Prof. Franz Mayer holds the Chair in Public Law, European Law, Public International Law, Comparative Law and Law and Politics at the University of Bielefeld (Law Faculty). He studied Law, Political Science and History at the Universities of Bonn and Munich, at the Institut d’Etudes Politiques de Paris (Sciences-Po) and at Yale Law School. Visiting researcher Harvard Law School 2000; annual Visiting lecturer University of Warsaw since 2000; Visiting professor at Paris 1 (Panthéon-Sorbonne) 2007 and at Paris 2 (Panthéon-Assas) 2010; General Course Academy of European Law, European University Institute, Florence, 2011; Senior Emile Noël Fellow, NYU School of Law 2011; Visiting professor of Law at Columbia Law School Winter term 2012/2013; Short Term International Visiting Professor of Law at Columbia Law School Fall term 2024 (non-resident).
Professor Mayer was Counsel in proceedings at the German Constitutional Court to the German Parliament in the Treaty of Lisbon-trial in 2008-2009 and in the first case related to the Euro-crisis, the case on the Euro stabilization mechanism 2010-2012, his most recent case for the German Parliament was the Next Generation EU-case on the €800 billion temporary recovery instrument (2021-2022). He was Counsel at the German Constitutional Court to the German government in the CETA case (2016-2022) and in the case on the Unified European Patent Court (2017-2020). His most recent case for the German government concerns the constitutionality of the new EP election law (2023-2024). In 2023, he was part of a Franco-German Group of 12 experts invited by the German and the French minister for Europe to write a report on institutional reform of the EU.
His teaching and research interests focus on European constitutional and administrative law, on comparative law, on the relationship between European law and politics, on parliaments in times of globalization, on internet law, sports law (European soccer law) and more generally on international law and public law. Since 2016, he has been a member of the German Football Association’s Federal Court (DFB Bundesgericht), ethics chamber.
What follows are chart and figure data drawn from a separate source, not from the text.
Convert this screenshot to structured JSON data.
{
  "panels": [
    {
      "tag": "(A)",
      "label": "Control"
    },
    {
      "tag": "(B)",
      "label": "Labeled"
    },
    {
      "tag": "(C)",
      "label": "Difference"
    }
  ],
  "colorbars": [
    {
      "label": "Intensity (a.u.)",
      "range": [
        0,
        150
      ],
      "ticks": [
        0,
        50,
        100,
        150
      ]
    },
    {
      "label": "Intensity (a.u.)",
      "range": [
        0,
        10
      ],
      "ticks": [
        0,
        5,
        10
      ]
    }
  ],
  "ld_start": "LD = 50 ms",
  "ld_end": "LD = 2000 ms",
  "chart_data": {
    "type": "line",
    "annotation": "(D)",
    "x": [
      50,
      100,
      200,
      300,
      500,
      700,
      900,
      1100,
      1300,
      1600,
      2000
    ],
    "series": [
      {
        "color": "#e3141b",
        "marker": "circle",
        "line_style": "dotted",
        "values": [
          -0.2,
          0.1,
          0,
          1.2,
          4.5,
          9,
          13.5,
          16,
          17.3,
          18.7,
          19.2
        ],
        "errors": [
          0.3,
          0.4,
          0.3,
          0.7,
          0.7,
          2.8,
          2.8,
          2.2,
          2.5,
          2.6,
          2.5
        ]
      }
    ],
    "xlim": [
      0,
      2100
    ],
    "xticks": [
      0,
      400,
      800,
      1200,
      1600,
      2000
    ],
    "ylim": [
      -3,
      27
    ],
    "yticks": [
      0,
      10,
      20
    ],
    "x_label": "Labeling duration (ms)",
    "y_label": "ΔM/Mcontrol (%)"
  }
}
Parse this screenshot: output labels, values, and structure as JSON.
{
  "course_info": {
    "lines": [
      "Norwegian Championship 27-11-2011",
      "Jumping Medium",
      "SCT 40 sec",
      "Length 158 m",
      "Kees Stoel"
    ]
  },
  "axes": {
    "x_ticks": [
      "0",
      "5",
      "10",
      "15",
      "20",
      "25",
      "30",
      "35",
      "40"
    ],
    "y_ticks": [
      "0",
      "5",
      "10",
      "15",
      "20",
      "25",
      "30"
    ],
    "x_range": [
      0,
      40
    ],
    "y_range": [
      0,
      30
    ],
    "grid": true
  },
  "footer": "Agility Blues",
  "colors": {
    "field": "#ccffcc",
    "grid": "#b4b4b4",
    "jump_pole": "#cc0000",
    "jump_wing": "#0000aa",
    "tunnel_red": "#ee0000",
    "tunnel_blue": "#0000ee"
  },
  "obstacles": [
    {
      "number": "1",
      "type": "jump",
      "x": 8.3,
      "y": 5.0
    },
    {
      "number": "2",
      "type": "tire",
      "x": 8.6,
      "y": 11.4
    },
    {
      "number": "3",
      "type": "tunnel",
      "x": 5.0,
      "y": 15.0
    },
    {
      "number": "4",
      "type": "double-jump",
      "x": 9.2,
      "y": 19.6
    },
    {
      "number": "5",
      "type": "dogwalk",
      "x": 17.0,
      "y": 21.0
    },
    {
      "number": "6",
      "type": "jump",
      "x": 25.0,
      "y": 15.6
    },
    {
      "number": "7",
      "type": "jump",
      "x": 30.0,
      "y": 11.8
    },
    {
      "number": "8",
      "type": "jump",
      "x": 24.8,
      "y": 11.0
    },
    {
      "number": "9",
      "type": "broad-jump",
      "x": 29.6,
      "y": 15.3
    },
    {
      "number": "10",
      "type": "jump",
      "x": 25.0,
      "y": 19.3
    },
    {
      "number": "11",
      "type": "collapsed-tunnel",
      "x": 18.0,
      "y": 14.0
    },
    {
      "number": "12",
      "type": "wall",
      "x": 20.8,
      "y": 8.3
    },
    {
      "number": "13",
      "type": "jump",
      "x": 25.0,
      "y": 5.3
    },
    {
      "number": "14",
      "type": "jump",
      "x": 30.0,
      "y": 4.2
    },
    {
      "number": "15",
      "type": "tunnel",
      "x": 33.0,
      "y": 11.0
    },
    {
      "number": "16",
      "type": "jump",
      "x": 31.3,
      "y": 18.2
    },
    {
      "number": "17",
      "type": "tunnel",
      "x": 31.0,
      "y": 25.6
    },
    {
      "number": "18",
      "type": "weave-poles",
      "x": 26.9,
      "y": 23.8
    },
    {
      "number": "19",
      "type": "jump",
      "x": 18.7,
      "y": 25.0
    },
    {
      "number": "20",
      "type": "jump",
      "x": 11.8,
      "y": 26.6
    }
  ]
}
He has dual French and German citizenship and lives in Berlin with his family.
Professor Russell Miller joined the Washington and Lee law faculty in 2008. His teaching and scholarly research focuses on public law subjects (Constitutional Law, Administrative Law, International Law), Comparative Law Theory and Methods, and German Law and Legal Culture. Previously, he taught at the University of Idaho College of Law. He often has been a guest professor in Germany. Alongside his work at the School of Law, Professor Miller has a joint-appointment as Lecturer in Literature in Washington and Lee University’s undergraduate College. In that position he works extensively with colleagues and students in W&L’s German and Russian Department. Professor Miller, a recognized expert in German Law and Legal Culture, is the author/editor of a number of books in the fields of comparative law and international law.
Professor Miller is the co-founder and Co-Editor in Chief of the German Law Journal, an on-line, English-language journal reporting on developments in German, European and International jurisprudence. Now in its second decade, the German Law Journal is one of the most successful and innovative fora for legal scholarship from a transnational perspective.
Professor Miller has been recognized for his work on German law and transatlantic affairs. In 2013, Professor Miller was named a KoRSE Fellow at the University of Freiburg. Professor Miller was a 2009/2010 Fulbright Senior Research Fellow in residence at the Max Planck Institute for Comparative Public Law and Public International Law in Heidelberg, Germany. In 1999/2000, Professor Miller was a Robert Bosch Foundation Fellow and, during that program, he participated in internship and clerkship experiences at the German Federal Constitutional Court and the European Court of Human Rights. In appreciation for his work on behalf of the Bosch Fellowship and German-American relations, Professor Miller was recognized as the Bosch Alumni of the Year in 2012.
Professor Miller served as a judicial law clerk to the Honorable Robert H. Whaley of the United States District Court for the Eastern District of Washington. For four years prior to becoming a professor, Miller served as appellate and post-conviction counsel for indigent, death-sentenced inmates in the state and federal courts of Arizona and Tennessee. Professor Miller is admitted to the Arizona State Bar.